METHODS: We retrospectively reviewed the medical records of 420 patients from 25 primary care practices in upstate New York who had received a diagnosis of heart failure. Chart documentation confirmed the diagnosis (n = 395). We excluded patients with noncardiogenic volume overload or correctable valvular disease (n = 338). Performance profiles measured use of diagnostic tests, left ventricular ejection fraction (LVEF) measurement, patient education, and prescription of angiotensin-converting enzyme (ACE) inhibitors. For treatment recommendations, patients were classified according to LVEF status.
RESULTS: Only 82% of the patients studied had an LVEF test result documented in their charts. Of these, 49% had an LVEF · 40%. ACE inhibitor use was greater among patients with low LVEF (91%) than among those with a normal LVEF (62%). Among patients with systolic heart failure taking ACE inhibitors, 87% were at target doses. Adherence measures were low for laboratory evaluation and patient-education criteria.
CONCLUSIONS: Heart failure with normal LVEF was as prevalent as systolic heart failure in these primary care practices. Performance profiles for the physicians’ prescriptions of ACE inhibitors exceeded those published in the literature. Patients who did not have a documented measure of LVEF, however, received lower quality of care as measured by this disease-specific guideline. This underscores the importance of measuring LVEF.
Heart failure is a significant health problem in the United States for which primary care and specialist physicians provide care. Gross estimates suggest that more than 1 million hospitalizations and 400,000 new cases occur annually, at a cost of $10 billion.1 Heart failure is a lethal condition with a mortality rate approaching 50% in 5 years.2 Given the seriousness and prevalence of this condition and scientific evidence demonstrating reduced mortality with specific medical interventions, researchers have raised concerns about the care heart failure patients receive in primary care settings.3-6
Evidence-based clinical practice guidelines were developed to educate physicians about appropriate processes of care.1,7 Specifically, one guideline published by the Agency for Health Care Policy and Research (AHCPR) has been disseminated through pamphlets and published in the literature for primary care physicians.8 Yet, the extent of the dissemination and the effectiveness of applying the guideline in actual practice are unknown.9
The evaluation of clinical practice and measures of physician performance require appropriate translation of evidence-based clinical practice guidelines into explicit review criteria.10 Recommendations for review criteria for this clinical guideline have been published Table 1, and specific adherence rates have been recommended.9,11 Few studies to date have examined the quality of care delivered in primary care settings using this rigorous methodology.12
We examined the quality of care provided to heart failure patients in upstate New York primary care offices. We measured quality using performance rates representing adherence to specific review criteria translated from the AHCPR heart failure clinical practice guideline. We studied 2 research questions: (1) How many heart failure patients in primary care settings found through claims data are actually eligible for measuring quality of care in accordance with an evidence-based guideline for systolic dysfunction? and (2) What are the adherence rates to specific measurable review criteria among this sample of primary care physicians?
Methods
Design and Sampling
We used a retrospective case review study design. Twenty-five practices from a practice-based research network in upstate New York voluntarily participated in a larger quality improvement project for heart failure. We solicited all physicians (n = 226) who had expressed interest in participating in a quality improvement program on a 1996 mail survey,13 as well as all physician members of the Western New York Practice-Based Research Network. Practices were selected according to practice location (urban, suburban, or rural), type of practice, order of receipt of physician-signed informed consent, and our goal of enrolling at least 400 patients with heart failure. Twenty-five physicians were selected from 35 respondents who signed informed consent forms. Their practices represented 47 physicians and 12 mid-level providers. We included solo (n = 9), group (n = 16), and hospital-affiliated (n = 5) practices with patient populations representing a broad case mix. They were located in rural (n = 13), urban (n = 4), and suburban (n = 8) sites.

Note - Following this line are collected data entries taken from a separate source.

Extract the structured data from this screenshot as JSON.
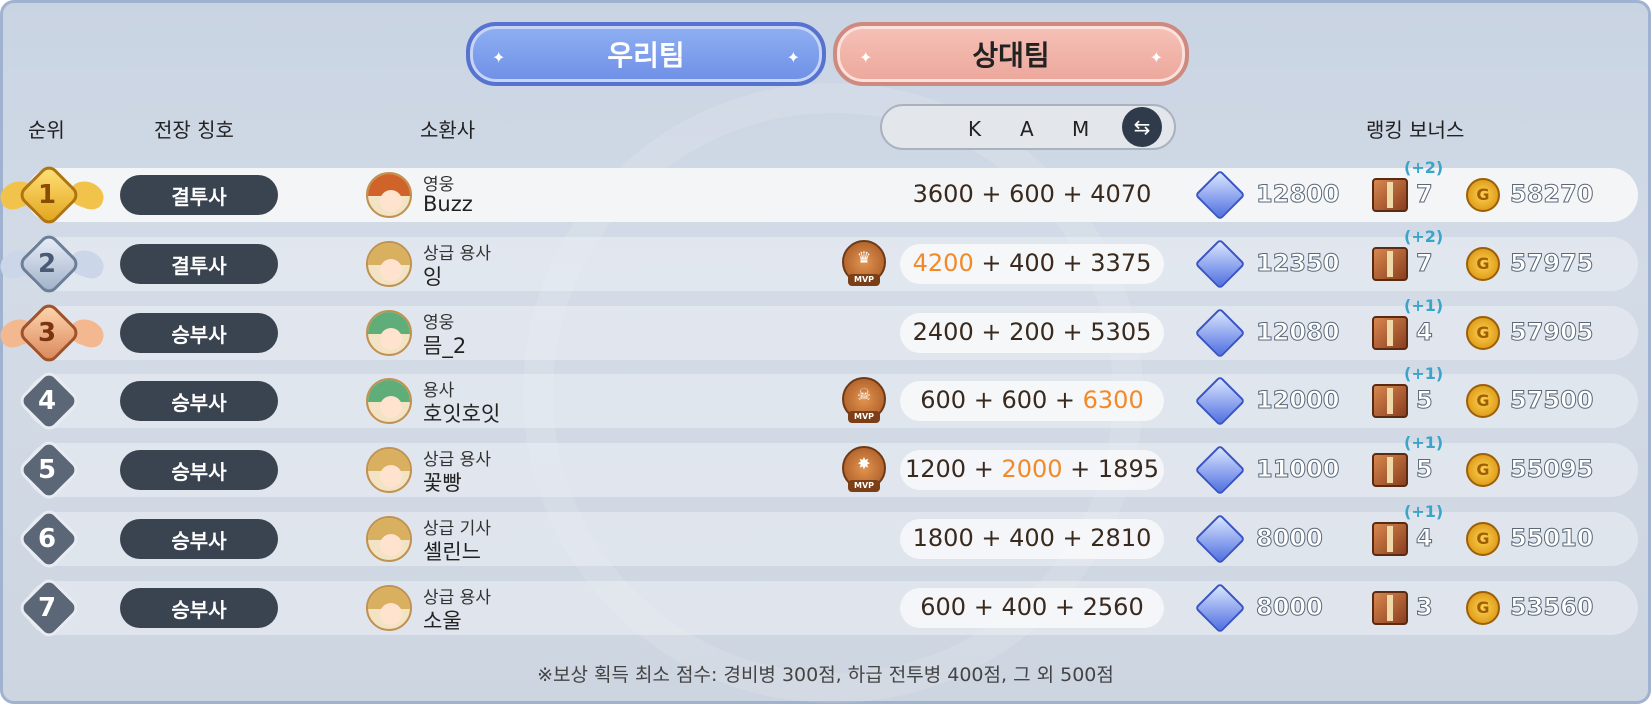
{
  "tabs": {
    "ours": "우리팀",
    "theirs": "상대팀"
  },
  "header": {
    "rank": "순위",
    "title": "전장 칭호",
    "summoner": "소환사",
    "k": "K",
    "a": "A",
    "m": "M",
    "bonus": "랭킹 보너스"
  },
  "mvp_label": "MVP",
  "rows": [
    {
      "rank": "1",
      "title": "결투사",
      "class": "영웅",
      "name": "Buzz",
      "k": "3600",
      "a": "600",
      "m": "4070",
      "hi": "",
      "mvp": false,
      "crystal": "12800",
      "box": "7",
      "box_bonus": "(+2)",
      "coin": "58270"
    },
    {
      "rank": "2",
      "title": "결투사",
      "class": "상급 용사",
      "name": "잉",
      "k": "4200",
      "a": "400",
      "m": "3375",
      "hi": "k",
      "mvp": true,
      "crystal": "12350",
      "box": "7",
      "box_bonus": "(+2)",
      "coin": "57975"
    },
    {
      "rank": "3",
      "title": "승부사",
      "class": "영웅",
      "name": "믐_2",
      "k": "2400",
      "a": "200",
      "m": "5305",
      "hi": "",
      "mvp": false,
      "crystal": "12080",
      "box": "4",
      "box_bonus": "(+1)",
      "coin": "57905"
    },
    {
      "rank": "4",
      "title": "승부사",
      "class": "용사",
      "name": "호잇호잇",
      "k": "600",
      "a": "600",
      "m": "6300",
      "hi": "m",
      "mvp": true,
      "crystal": "12000",
      "box": "5",
      "box_bonus": "(+1)",
      "coin": "57500"
    },
    {
      "rank": "5",
      "title": "승부사",
      "class": "상급 용사",
      "name": "꽃빵",
      "k": "1200",
      "a": "2000",
      "m": "1895",
      "hi": "a",
      "mvp": true,
      "crystal": "11000",
      "box": "5",
      "box_bonus": "(+1)",
      "coin": "55095"
    },
    {
      "rank": "6",
      "title": "승부사",
      "class": "상급 기사",
      "name": "셸린느",
      "k": "1800",
      "a": "400",
      "m": "2810",
      "hi": "",
      "mvp": false,
      "crystal": "8000",
      "box": "4",
      "box_bonus": "(+1)",
      "coin": "55010"
    },
    {
      "rank": "7",
      "title": "승부사",
      "class": "상급 용사",
      "name": "소울",
      "k": "600",
      "a": "400",
      "m": "2560",
      "hi": "",
      "mvp": false,
      "crystal": "8000",
      "box": "3",
      "box_bonus": "",
      "coin": "53560"
    }
  ],
  "footer": "※보상 획득 최소 점수: 경비병 300점, 하급 전투병 400점, 그 외 500점",
  "colors": {
    "highlight": "#f28a2a",
    "title_pill": "#3a4350",
    "tab_ours": "#7b99ea",
    "tab_theirs": "#f0b2a7"
  }
}
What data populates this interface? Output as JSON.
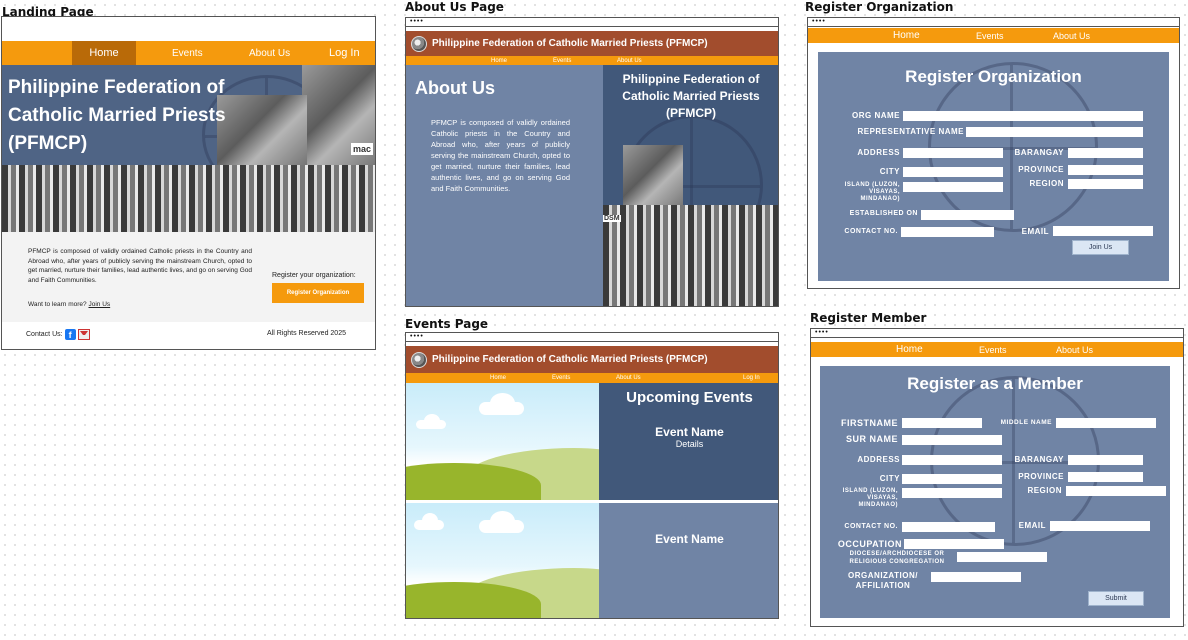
{
  "labels": {
    "landing": "Landing Page",
    "about": "About Us Page",
    "events": "Events Page",
    "register_org": "Register Organization",
    "register_member": "Register Member"
  },
  "window_dots": "••••",
  "colors": {
    "orange": "#f59a0d",
    "brown": "#a24d2d",
    "slate": "#7084a5",
    "navy": "#41587a"
  },
  "landing": {
    "nav": {
      "home": "Home",
      "events": "Events",
      "about": "About Us",
      "login": "Log In"
    },
    "hero_title": "Philippine Federation of Catholic Married Priests (PFMCP)",
    "hero_sign": "mac",
    "description": "PFMCP is composed of validly ordained Catholic priests in the Country and Abroad who, after years of publicly serving the mainstream Church, opted to get married, nurture their families, lead authentic lives, and go on serving God and Faith Communities.",
    "learn_more": "Want to learn more?",
    "join_us": "Join Us",
    "register_prompt": "Register your organization:",
    "register_button": "Register Organization",
    "contact": "Contact Us:",
    "rights": "All Rights Reserved 2025"
  },
  "about": {
    "banner": "Philippine Federation of Catholic Married Priests (PFMCP)",
    "nav": {
      "home": "Home",
      "events": "Events",
      "about": "About Us"
    },
    "heading": "About Us",
    "body": "PFMCP is composed of validly ordained Catholic priests in the Country and Abroad who, after years of publicly serving the mainstream Church, opted to get married, nurture their families, lead authentic lives, and go on serving God and Faith Communities.",
    "side_title": "Philippine Federation of Catholic Married Priests (PFMCP)",
    "photo_sign": "DSM"
  },
  "events": {
    "banner": "Philippine Federation of Catholic Married Priests (PFMCP)",
    "nav": {
      "home": "Home",
      "events": "Events",
      "about": "About Us",
      "login": "Log In"
    },
    "heading": "Upcoming Events",
    "event1_name": "Event Name",
    "event1_details": "Details",
    "event2_name": "Event Name"
  },
  "register_org": {
    "nav": {
      "home": "Home",
      "events": "Events",
      "about": "About Us"
    },
    "title": "Register Organization",
    "fields": {
      "org_name": "ORG NAME",
      "rep_name": "REPRESENTATIVE NAME",
      "address": "ADDRESS",
      "barangay": "BARANGAY",
      "city": "CITY",
      "province": "PROVINCE",
      "region": "REGION",
      "island": "ISLAND (LUZON, VISAYAS, MINDANAO)",
      "established": "ESTABLISHED ON",
      "contact": "CONTACT NO.",
      "email": "EMAIL"
    },
    "button": "Join Us"
  },
  "register_member": {
    "nav": {
      "home": "Home",
      "events": "Events",
      "about": "About Us"
    },
    "title": "Register as a Member",
    "fields": {
      "firstname": "FIRSTNAME",
      "middle": "MIDDLE NAME",
      "surname": "SUR NAME",
      "address": "ADDRESS",
      "barangay": "BARANGAY",
      "city": "CITY",
      "province": "PROVINCE",
      "region": "REGION",
      "island": "ISLAND (LUZON, VISAYAS, MINDANAO)",
      "contact": "CONTACT NO.",
      "email": "EMAIL",
      "occupation": "OCCUPATION",
      "diocese": "DIOCESE/ARCHDIOCESE OR RELIGIOUS CONGREGATION",
      "organization": "ORGANIZATION/ AFFILIATION"
    },
    "button": "Submit"
  }
}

Each practice was asked to provide a list of patients with the International Classification of Diseases (ICD-9-CM) code for congestive heart failure (428.00) from their billing database. Patient lists were generated, and primary care physicians were asked to review the lists to delete any names of deceased patients or those given a misdiagnosis. From 20 practices, every medical record of patients listed with heart failure was examined. In the 4 largest group practices and 1 solo practice, patients were systematically selected by ordering the patient list alphabetically and selecting every nth patient. To meet our goal of enrolling approximately 400 patients, 25 to 40 patients were selected from each of these 5 practices. These samples represented 19% to 55% of all patients on the lists provided by the practices. A total of 420 patients were selected.